Well I got around to dabbling with how to best communicate with a host to implement a data historian. I started writing a extremely dumbed down protocol inspired by Modbus After a day I realized that why settle for less and figured that pure Modbus would be better. I could then use Modbus master software to query my Arduinos. I found a Modbus C code for the arduino to provide RTU slave functionality over serial line. I loaded the sketch and downloaded a Modbus tool to read some values from the arduino to see if it all worked. There is only support for Modbus function 3 and function 16 in the arduino implementation and I added code to handle function 6. If you know enough C it is rather straightforward.
Now that connectivity using Modbus was feasible, I wanted to ensure that I could implement a data historian with open source tools and decided that Java was the way to go. After all Apache Tomcat, mySQL, and the eclipse dev environment are free and just require wetware to use. I also wanted to have my own arduinoController to collect the energy information that abstracted the details of Modbus. After combing the net, I quickly realized that there was no reference implementation from Sun or whatever they are called now for Win32 serial data com.
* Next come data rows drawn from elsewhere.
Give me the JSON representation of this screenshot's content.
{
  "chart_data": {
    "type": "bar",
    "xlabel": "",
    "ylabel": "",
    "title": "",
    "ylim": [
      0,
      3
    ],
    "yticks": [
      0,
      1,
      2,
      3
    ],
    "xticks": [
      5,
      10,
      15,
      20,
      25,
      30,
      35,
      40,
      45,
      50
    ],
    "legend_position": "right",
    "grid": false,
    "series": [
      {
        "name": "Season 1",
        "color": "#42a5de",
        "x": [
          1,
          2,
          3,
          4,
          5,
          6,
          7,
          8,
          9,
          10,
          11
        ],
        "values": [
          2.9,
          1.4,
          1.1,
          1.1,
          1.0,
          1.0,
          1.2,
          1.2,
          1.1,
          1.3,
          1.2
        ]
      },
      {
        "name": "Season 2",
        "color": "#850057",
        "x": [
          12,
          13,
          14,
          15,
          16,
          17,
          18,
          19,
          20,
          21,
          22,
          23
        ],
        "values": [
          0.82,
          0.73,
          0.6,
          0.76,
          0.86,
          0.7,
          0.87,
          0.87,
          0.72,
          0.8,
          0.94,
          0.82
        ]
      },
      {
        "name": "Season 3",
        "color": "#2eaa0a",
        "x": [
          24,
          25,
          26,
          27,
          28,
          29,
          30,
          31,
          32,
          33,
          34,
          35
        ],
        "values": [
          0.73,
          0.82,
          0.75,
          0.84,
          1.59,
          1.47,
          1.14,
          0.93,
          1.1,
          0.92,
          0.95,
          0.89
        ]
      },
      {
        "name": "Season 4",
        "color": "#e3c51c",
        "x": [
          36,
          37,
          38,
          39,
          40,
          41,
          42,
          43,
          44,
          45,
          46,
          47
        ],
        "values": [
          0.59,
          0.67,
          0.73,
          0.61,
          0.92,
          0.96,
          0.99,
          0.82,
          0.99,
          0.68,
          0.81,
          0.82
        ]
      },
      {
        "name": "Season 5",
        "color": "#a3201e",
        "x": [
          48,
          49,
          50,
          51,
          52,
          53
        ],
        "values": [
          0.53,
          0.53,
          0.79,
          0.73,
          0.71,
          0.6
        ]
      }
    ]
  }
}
I will use Linux later host it all later, but wanted a platform independent solution. I found RXTX as a potentially viable implementation and free! Now all I need is a Java implementation of a Modbus not surpisingly, that exists too at jamod.
What I hate is screen painting and UI work can be a pain. I wanted a simple java application to test read/write of registers and display them in float, long, int, unsigned int, binary, and hex formats. It would be a way for me to understand the details further and I would not have to deal feel guilty using commercial software as a trial offer. I digressed in my focus and looked for a tool that would allow me to create UI with minimal effort. I found JformDesigner to be flawless and will probably purchase it. It installed in Eclipse without a glitch and a Luddite like me was productive in a matter of hours. Anyway after a couple of days, I had the RXTX source compiled and my arduinoController source integrated to provide a simple test tool for me to experiment with. The screen shot is shown below. The challenging part was how to display longs and floats as Modbus does not support floats and longs per say and is something one does at the application layer (for you OSI compliant people)
For those that are interested, to get implement a float from a Modbus register representation, one just has to do this
It takes two registers ( 16 bytes in total to represent the float). One may ask how does one mash a float into ints on the arduino side? I used the union
I used it as holding area to mash my floats into to registers.
e.g. mashedFloat.value = powerfactor
regs = mashedFloat.regsf;
regs = mashedFloat.regsf;
The data flows over standard Modbus to the host and on the Java side do something like this to unmash into a float.
float x = Float.intBitsToFloat( (mRegisters[i+1].toShort() & 0xffff) << 16 | (mRegisters[ i].toShort() & 0xffff) );
I captured how I will represent my power metrics from the main panel and send over Modbus. Rather than waste 2 registers for floats to represent something like 118.1 volts I will cast it into a single register as a 1181 and convert back on the host. The reason for this, on the Arduino Duemilanove, there is only 2k of RAM and I created my power calcs using classes and that is not cheap on memory. I plan on taking the Modbus code I found on the web and make it class as well. I will have other arduino’s in the house collecting spot power measurements and must ensure that I can upgrade code (read fix bugs) in a consistent manner.
|EI-011||Black Line Voltage||Vrms||short||R||0|
|EIC-011||Black Line Voltage Crest Factor||short||R||1|
|CI-011||Black Line Current||Irms||short||R||2|
|CIC-011||Black Line Current Crest Factor||short||R||3|
|CI-021||Red Line Current||Irms||short||R||4|
|CIC-021||Red Line Current Crest Factor||short||R||5|
|KD-011||Black Delta T between Samples||ms||short||R||6|
|KD-031||Red Delta T between Samples||ms||short||R||7|
|JI-011||Black Line Real Power||Watt||float||R||9|
|JI-021||Red Line Real Power||Watt||float||R||11|
|JIA-011||Black Line Aparrent Power||VA||float||R||13|
|JIA-021||Red Line Aparrent Power||VA||float||R||15|
|JIR-011||Black Line Reactive Power||var||float||R||17|
|JIR-021||Red Line Reactive Power||var||float||R||19|
|JIP-011||Black Line Reactive Power Factor||float||R||21|
|JIP-021||Red Line Power Power Factor||float||R||23|
|GC-002||Number of samples per calculation||short||W||31|
|KC-001||Time sync (unix time)||s||long||W||32|
CO2 and kW*hr
On the arduino side, the CO2 produced and the kWatt*hr are accumulated over a 24 hour period and displayed on the LCD. I plan computing those on the host side rather than send over Modbus . I have all the raw data to do that and do statistical operations as well as part of the data historian. e.g. average CO2 per day, Standard Deviation, etc.